В том числе и номер доктора Каплана.
Кирилл еле добрался до столика, на котором лежала трубка, штормило все сильнее. Один гудок, второй, третий… Лишь бы доктор был на месте, что по утрам случается довольно редко: обходы, осмотры, процедуры.
Но, к счастью, случилось. Правда, после десятого гудка.
— Слушаю, доктор Каплан, — запыхавшись сообщила трубка.
— Вениамин Израилевич, это Кирилл. Вы не могли бы прийти ко мне? — Каждое слово молотом било изнутри в череп, вызывая мучительный резонанс.
— Что‑то случилось? — удивительная прозорливость, учитывая, что пациент едва шепчет.
— Да. Быстрее.
И, не дожидаясь расспросов, Кирилл нажал кнопку отбоя. В том числе и в сознании.
Боль выключила его, но она же и включила. Только это была совсем другая, поверхностная боль, не разрывающая голову изнутри.
Судя по ощущениям, доктор занимался художественной штопкой головы.

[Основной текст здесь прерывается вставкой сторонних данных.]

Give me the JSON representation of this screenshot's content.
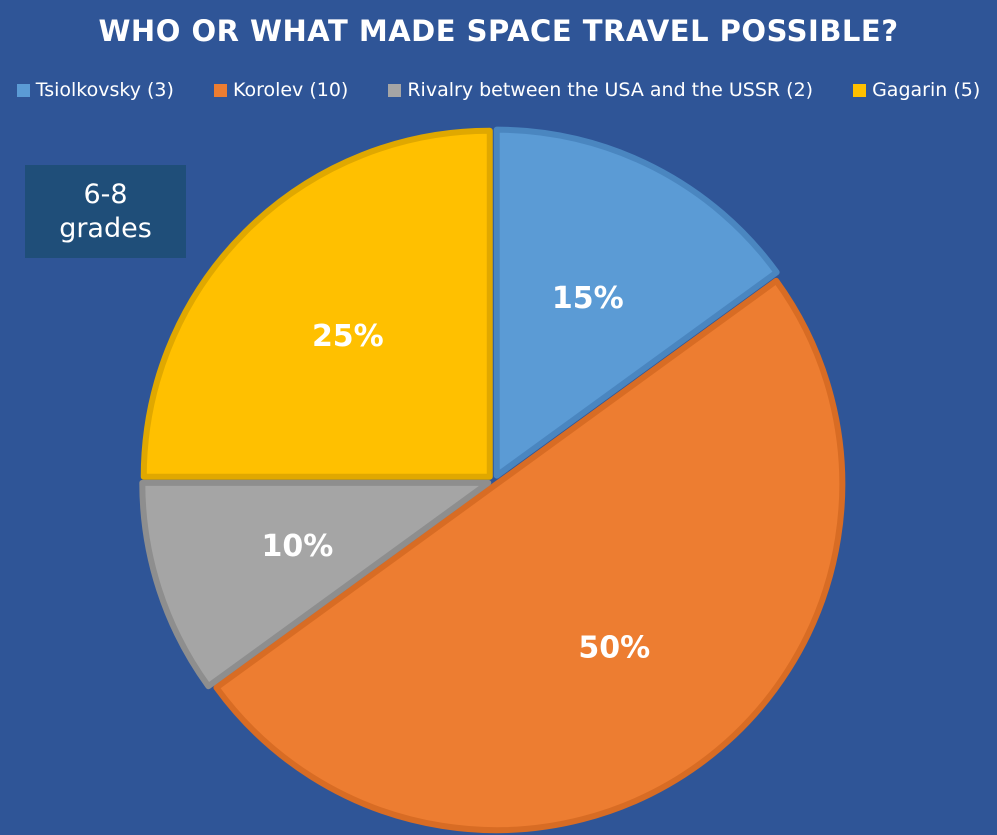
{
  "chart_data": {
    "type": "pie",
    "title": "WHO OR WHAT MADE SPACE TRAVEL POSSIBLE?",
    "annotation": "6-8 grades",
    "legend_position": "top",
    "slices": [
      {
        "legend": "Tsiolkovsky (3)",
        "value": 3,
        "percent_label": "15%",
        "color": "#5B9BD5",
        "stroke": "#4A86C0"
      },
      {
        "legend": "Korolev (10)",
        "value": 10,
        "percent_label": "50%",
        "color": "#ED7D31",
        "stroke": "#D86C24"
      },
      {
        "legend": "Rivalry between the USA and the USSR (2)",
        "value": 2,
        "percent_label": "10%",
        "color": "#A5A5A5",
        "stroke": "#8E8E8E"
      },
      {
        "legend": "Gagarin (5)",
        "value": 5,
        "percent_label": "25%",
        "color": "#FFC000",
        "stroke": "#E0A800"
      }
    ]
  },
  "background_color": "#2F5597"
}
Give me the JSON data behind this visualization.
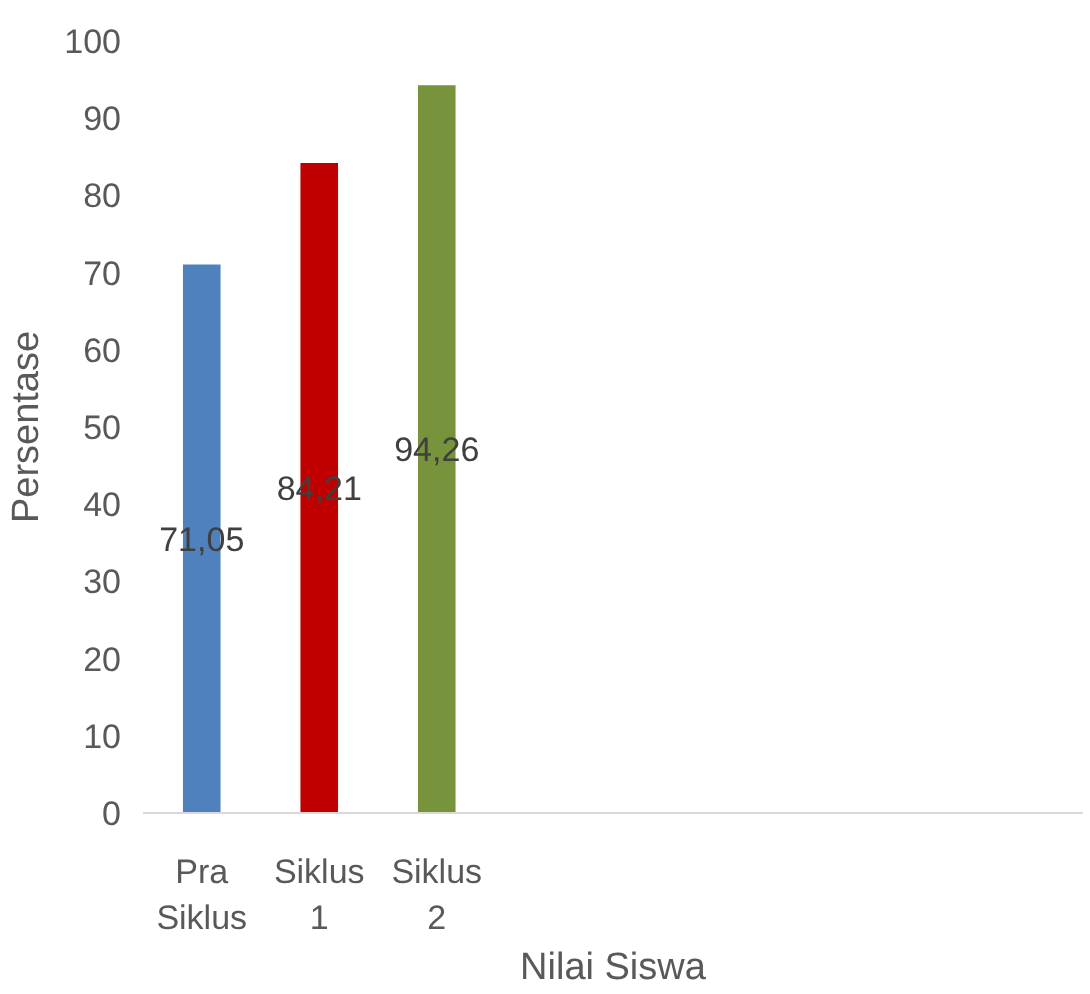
{
  "chart_data": {
    "type": "bar",
    "xlabel": "Nilai Siswa",
    "ylabel": "Persentase",
    "categories": [
      "Pra Siklus",
      "Siklus 1",
      "Siklus 2",
      null,
      null,
      null,
      null,
      null
    ],
    "values": [
      71.05,
      84.21,
      94.26,
      null,
      null,
      null,
      null,
      null
    ],
    "colors": [
      "#4f81bd",
      "#c00000",
      "#77933c",
      null,
      null,
      null,
      null,
      null
    ],
    "value_labels": [
      "71,05",
      "84,21",
      "94,26",
      null,
      null,
      null,
      null,
      null
    ],
    "ylim": [
      0,
      100
    ],
    "yticks": [
      0,
      10,
      20,
      30,
      40,
      50,
      60,
      70,
      80,
      90,
      100
    ],
    "grid": false
  }
}
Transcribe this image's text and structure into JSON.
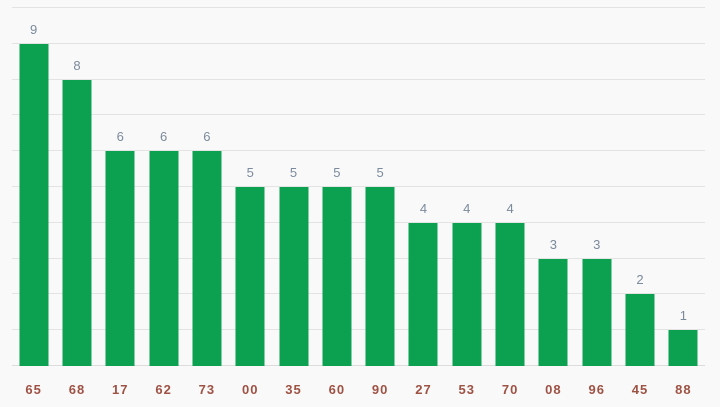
{
  "background_color": "#f9f9f9",
  "chart_data": {
    "type": "bar",
    "categories": [
      "65",
      "68",
      "17",
      "62",
      "73",
      "00",
      "35",
      "60",
      "90",
      "27",
      "53",
      "70",
      "08",
      "96",
      "45",
      "88"
    ],
    "values": [
      9,
      8,
      6,
      6,
      6,
      5,
      5,
      5,
      5,
      4,
      4,
      4,
      3,
      3,
      2,
      1
    ],
    "title": "",
    "xlabel": "",
    "ylabel": "",
    "ylim": [
      0,
      10
    ],
    "grid": true,
    "gridline_interval": 1,
    "legend": "none",
    "value_labels_shown": true,
    "bar_color": "#0ba150",
    "value_label_color": "#7b8a9c",
    "axis_label_color": "#9e5244",
    "gridline_color": "#e3e3e3",
    "baseline_color": "#dcdcdc"
  }
}
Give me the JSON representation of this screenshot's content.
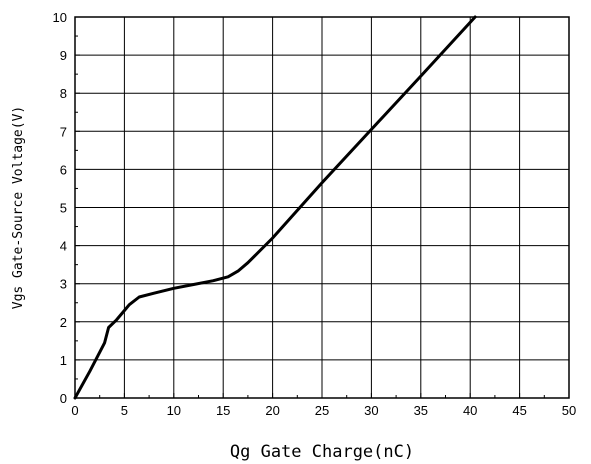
{
  "chart_data": {
    "type": "line",
    "title": "",
    "xlabel": "Qg Gate Charge(nC)",
    "ylabel": "Vgs Gate-Source Voltage(V)",
    "xlim": [
      0,
      50
    ],
    "ylim": [
      0,
      10
    ],
    "x_ticks": [
      0,
      5,
      10,
      15,
      20,
      25,
      30,
      35,
      40,
      45,
      50
    ],
    "y_ticks": [
      0,
      1,
      2,
      3,
      4,
      5,
      6,
      7,
      8,
      9,
      10
    ],
    "grid": true,
    "legend": "none",
    "series": [
      {
        "color": "#000000",
        "x": [
          0,
          1.5,
          3,
          3.4,
          4.2,
          5.5,
          6.5,
          8,
          10,
          12,
          14,
          15.5,
          16.5,
          17.5,
          20,
          25,
          30,
          35,
          40.5
        ],
        "y": [
          0,
          0.7,
          1.45,
          1.85,
          2.05,
          2.45,
          2.65,
          2.75,
          2.88,
          2.98,
          3.08,
          3.18,
          3.33,
          3.55,
          4.2,
          5.65,
          7.05,
          8.45,
          10
        ]
      }
    ]
  }
}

Кирилл застонал и открыл глаза.
— Тише, голубчик, тише, — доктора видно не было, его дребезжащий голос звучал где‑то над головой. — Потерпи, у тебя глубокая рана, да еще и с осколками стекла внутри. Кто это тебя так?
— Маша, жена брата, — жалобно сообщил голубчик. — Бутылкой. Больно очень и тошнит.
— Немудрено, у тебя сотрясение мозга. За что же жена брата тебя чуть не убила? Не дергайся, осталось всего два шва.
— Я постараюсь, — нам, умственно отсталым, можно не изображать из себя партизана на допросе в гестапо и колоться с энтузиазмом перезрелого кокоса. — Маша вчера вечером пришла в мой дом без разрешения, разделась и захотела, чтобы я ее трахнул. А я отказался, это неправильно, ведь она жена Арика! Но Маша все равно лезла, тогда я ее оттолкнул, сильно. Она упала, больно ударилась, начала нехорошо ругаться, а потом ударила меня бутылкой с вином, которую принесла с собой. Я потерял сознание, утром пришел в себя и позвонил вам.
— А Мария?
— А ее утром уже не было. Ушла, а когда — не знаю. Вениамин Израилевич, зачем она это сделала? Я не хочу больше ее видеть.
— Не волнуйся, не увидишь. Я прослежу.
— А где я сейчас, это не мой дом. Это больше похоже на палату, где я лежал раньше.
— Это не палата, а перевязочная, тебя сюда перенесли из коттеджа. Но в палату на несколько дней вернуться придется, надо подлечить твою голову.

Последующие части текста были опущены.